Despite beating expectations and winning the presidency, Election Day brought Trump a few unwanted records in the history books
Due in large part to winning the expectations game, the 2016 election cycle was considered a big success for the Republican Party, despite losing seats in both legislative chambers as well as the national popular vote in the presidential race.
But even as Democrats fell well short of the mark across many key battleground states – and continued the party’s historic tumble in a handful of others – Donald Trump did turn in a few historically poor performances along the way.
In Vermont, Trump won just 30.27 percent of the vote – the lowest support ever recorded by a Republican presidential candidate in the Green Mountain State since its first presidential nominee 41 cycles ago in 1856.
Prior to Trump, the previous worst showing by a Republican nominee was John McCain’s 30.45 percent in 2008 against Barack Obama.
Now a liberal stronghold (with 5.8 percent of voters writing-in favorite son Bernie Sanders for president in November), Vermont holds the all-time presidential winning streak by either party with 27 consecutive GOP victories from 1856 through 1960.
While Trump narrowly broke McCain’s record in Vermont, he set a new mark even more convincingly in the District of Columbia.
The New York businessman received only 4.09 percent of the vote – the worst showing ever for a Republican in the Democratic-dominated District across the 14 election cycles since its first presidential vote in 1964.

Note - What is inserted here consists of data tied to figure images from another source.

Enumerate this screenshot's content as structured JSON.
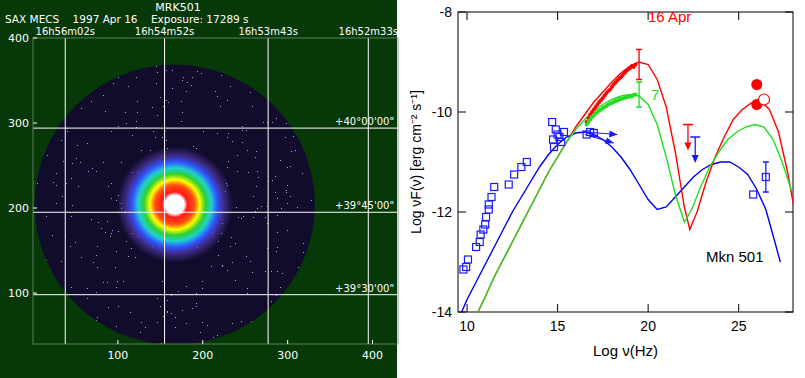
{
  "chart_data": [
    {
      "type": "image",
      "title": "MRK501",
      "subtitle": "SAX MECS    1997 Apr 16    Exposure: 17289 s",
      "xlim": [
        0,
        430
      ],
      "ylim": [
        40,
        400
      ],
      "xticks": [
        100,
        200,
        300,
        400
      ],
      "yticks": [
        100,
        200,
        300,
        400
      ],
      "grid": true,
      "ra_grid": [
        {
          "value": 38,
          "label": "16h56m02s"
        },
        {
          "value": 155,
          "label": "16h54m52s"
        },
        {
          "value": 277,
          "label": "16h53m43s"
        },
        {
          "value": 395,
          "label": "16h52m33s"
        }
      ],
      "dec_grid": [
        {
          "value": 294,
          "label": "+40°00'00\""
        },
        {
          "value": 195,
          "label": "+39°45'00\""
        },
        {
          "value": 98,
          "label": "+39°30'00\""
        }
      ],
      "source": {
        "x": 167,
        "y": 204
      },
      "field_radius": 165
    },
    {
      "type": "scatter",
      "xlabel": "Log ν(Hz)",
      "ylabel": "Log νF(ν) [erg cm⁻² s⁻¹]",
      "annotations": [
        "Mkn 501"
      ],
      "xlim": [
        9.5,
        28
      ],
      "ylim": [
        -14,
        -8
      ],
      "xticks": [
        10,
        15,
        20,
        25
      ],
      "yticks": [
        -14,
        -12,
        -10,
        -8
      ],
      "series": [
        {
          "type": "scatter",
          "color": "#1a1aff",
          "marker": "open-square",
          "x": [
            9.8,
            9.95,
            10.05,
            10.5,
            10.7,
            10.75,
            10.9,
            11.0,
            11.05,
            11.2,
            11.2,
            11.35,
            11.5,
            12.3,
            12.6,
            13.0,
            13.3,
            14.7,
            14.75,
            14.8,
            14.9,
            15.0,
            15.1,
            15.2,
            15.35,
            16.6,
            16.8,
            17.0,
            25.8,
            26.5
          ],
          "values": [
            -13.15,
            -13.1,
            -12.95,
            -12.7,
            -12.6,
            -12.45,
            -12.35,
            -12.25,
            -12.1,
            -11.95,
            -11.85,
            -11.7,
            -11.5,
            -11.45,
            -11.25,
            -11.1,
            -11.0,
            -10.2,
            -10.55,
            -10.7,
            -10.35,
            -10.45,
            -10.5,
            -10.6,
            -10.4,
            -10.45,
            -10.4,
            -10.42,
            -11.65,
            -11.3
          ]
        },
        {
          "name": "16 Apr",
          "type": "scatter",
          "color": "#ff0000",
          "marker": "dot",
          "x": [
            16.6,
            16.7,
            16.8,
            16.9,
            17.0,
            17.1,
            17.2,
            17.3,
            17.4,
            17.5,
            17.6,
            17.7,
            17.8,
            17.9,
            18.0,
            18.1,
            18.2,
            18.3,
            18.4,
            18.5,
            18.6,
            18.7,
            18.8,
            18.9,
            19.0,
            19.1,
            19.2,
            19.3
          ],
          "values": [
            -10.2,
            -10.12,
            -10.05,
            -10.0,
            -9.95,
            -9.9,
            -9.85,
            -9.8,
            -9.76,
            -9.72,
            -9.67,
            -9.62,
            -9.58,
            -9.55,
            -9.5,
            -9.45,
            -9.41,
            -9.37,
            -9.33,
            -9.3,
            -9.26,
            -9.22,
            -9.18,
            -9.15,
            -9.12,
            -9.08,
            -9.1,
            -9.05
          ]
        },
        {
          "name": "7",
          "type": "scatter",
          "color": "#22dd22",
          "marker": "dot",
          "x": [
            16.6,
            16.7,
            16.8,
            16.9,
            17.0,
            17.1,
            17.2,
            17.3,
            17.4,
            17.5,
            17.6,
            17.7,
            17.8,
            17.9,
            18.0,
            18.1,
            18.2,
            18.3,
            18.4,
            18.5,
            18.6,
            18.7,
            18.8,
            18.9,
            19.0,
            19.1,
            19.2,
            19.3
          ],
          "values": [
            -10.25,
            -10.2,
            -10.15,
            -10.1,
            -10.07,
            -10.03,
            -10.0,
            -9.97,
            -9.95,
            -9.92,
            -9.9,
            -9.88,
            -9.85,
            -9.83,
            -9.82,
            -9.8,
            -9.78,
            -9.77,
            -9.75,
            -9.74,
            -9.73,
            -9.72,
            -9.7,
            -9.7,
            -9.68,
            -9.69,
            -9.66,
            -9.65
          ]
        },
        {
          "type": "errorbar",
          "color": "#1a1aff",
          "x": [
            26.5
          ],
          "values": [
            -11.3
          ],
          "errors": [
            0.3
          ]
        },
        {
          "type": "errorbar",
          "color": "#ff0000",
          "x": [
            19.5
          ],
          "values": [
            -9.05
          ],
          "errors": [
            0.3
          ]
        },
        {
          "type": "errorbar",
          "color": "#22dd22",
          "x": [
            19.5
          ],
          "values": [
            -9.65
          ],
          "errors": [
            0.25
          ]
        },
        {
          "type": "upper_limit",
          "color": "#ff0000",
          "x": [
            22.2
          ],
          "values": [
            -10.25
          ]
        },
        {
          "type": "upper_limit",
          "color": "#1a1aff",
          "x": [
            22.6
          ],
          "values": [
            -10.5
          ]
        },
        {
          "type": "arrow",
          "color": "#1a1aff",
          "x": [
            16.5,
            18.3
          ],
          "values": [
            -10.4,
            -10.45
          ]
        },
        {
          "type": "arrow",
          "color": "#1a1aff",
          "x": [
            16.5,
            18.1
          ],
          "values": [
            -10.45,
            -10.62
          ]
        },
        {
          "type": "scatter",
          "color": "#ff0000",
          "marker": "filled-circle",
          "x": [
            26.0,
            26.0
          ],
          "values": [
            -9.45,
            -9.85
          ]
        },
        {
          "type": "scatter",
          "color": "#ff0000",
          "marker": "open-circle",
          "x": [
            26.4
          ],
          "values": [
            -9.75
          ]
        },
        {
          "type": "line",
          "color": "#0000ee",
          "x": [
            9.7,
            10,
            10.5,
            11,
            11.5,
            12,
            12.5,
            13,
            13.5,
            14,
            14.5,
            15,
            15.5,
            16,
            16.5,
            17,
            17.5,
            18,
            18.5,
            19,
            19.5,
            20,
            20.5,
            21,
            21.5,
            22,
            22.5,
            23,
            23.5,
            24,
            24.5,
            25,
            25.5,
            26,
            26.5,
            27,
            27.3
          ],
          "values": [
            -14,
            -13.75,
            -13.4,
            -13.05,
            -12.7,
            -12.35,
            -12.0,
            -11.7,
            -11.4,
            -11.1,
            -10.85,
            -10.65,
            -10.5,
            -10.42,
            -10.4,
            -10.45,
            -10.55,
            -10.7,
            -10.9,
            -11.15,
            -11.45,
            -11.75,
            -11.95,
            -11.9,
            -11.7,
            -11.5,
            -11.3,
            -11.15,
            -11.05,
            -11.0,
            -11.0,
            -11.1,
            -11.25,
            -11.55,
            -11.95,
            -12.6,
            -13.0
          ]
        },
        {
          "type": "line",
          "color": "#ff0000",
          "x": [
            10.6,
            11,
            11.5,
            12,
            12.5,
            13,
            13.5,
            14,
            14.5,
            15,
            15.5,
            16,
            16.5,
            17,
            17.5,
            18,
            18.5,
            19,
            19.5,
            20,
            20.5,
            21,
            21.5,
            22,
            22.3,
            22.7,
            23.2,
            23.7,
            24.2,
            24.7,
            25.2,
            25.7,
            26.2,
            26.7,
            27.2,
            27.7,
            28.2
          ],
          "values": [
            -14,
            -13.7,
            -13.3,
            -12.95,
            -12.6,
            -12.25,
            -11.9,
            -11.55,
            -11.2,
            -10.9,
            -10.6,
            -10.3,
            -10.05,
            -9.8,
            -9.6,
            -9.4,
            -9.22,
            -9.08,
            -9.0,
            -9.05,
            -9.35,
            -9.9,
            -10.8,
            -11.9,
            -12.35,
            -12.0,
            -11.4,
            -10.9,
            -10.5,
            -10.15,
            -9.95,
            -9.82,
            -9.78,
            -9.95,
            -10.4,
            -11.2,
            -12.2
          ]
        },
        {
          "type": "line",
          "color": "#22dd22",
          "x": [
            10.6,
            11,
            11.5,
            12,
            12.5,
            13,
            13.5,
            14,
            14.5,
            15,
            15.5,
            16,
            16.5,
            17,
            17.5,
            18,
            18.5,
            19,
            19.5,
            20,
            20.5,
            21,
            21.5,
            22,
            22.4,
            22.9,
            23.4,
            23.9,
            24.4,
            24.9,
            25.4,
            25.9,
            26.4,
            26.9,
            27.4,
            27.9
          ],
          "values": [
            -14,
            -13.7,
            -13.3,
            -12.95,
            -12.6,
            -12.25,
            -11.9,
            -11.55,
            -11.2,
            -10.9,
            -10.6,
            -10.35,
            -10.15,
            -9.98,
            -9.85,
            -9.75,
            -9.68,
            -9.65,
            -9.68,
            -9.85,
            -10.25,
            -10.9,
            -11.65,
            -12.2,
            -11.95,
            -11.5,
            -11.1,
            -10.8,
            -10.55,
            -10.4,
            -10.3,
            -10.25,
            -10.3,
            -10.55,
            -11.0,
            -11.55
          ]
        }
      ]
    }
  ]
}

Trump broke the party’s previous record low of 6.63 percent also set by McCain in 2008.
Republicans have never won even a quarter of the vote in D.C., peaking at 21.6 percent in 1972 during Richard Nixon’s landslide victory.
The 2016 cycle also gave Trump the distinction of suffering the worst home state loss of any victorious presidential candidate in U.S. history.
Trump lost New York by 22.5 points to Hillary Clinton (one of her three ‘home states’ along with Illinois and Arkansas).
Only two other winning presidential nominees lost their home state: Democrat James Polk was defeated in Tennessee by Whig Henry Clay by 0.1 point in 1844 and Democratic President Woodrow Wilson lost New Jersey to Republican Charles Hughes by 11.7 points in 1916.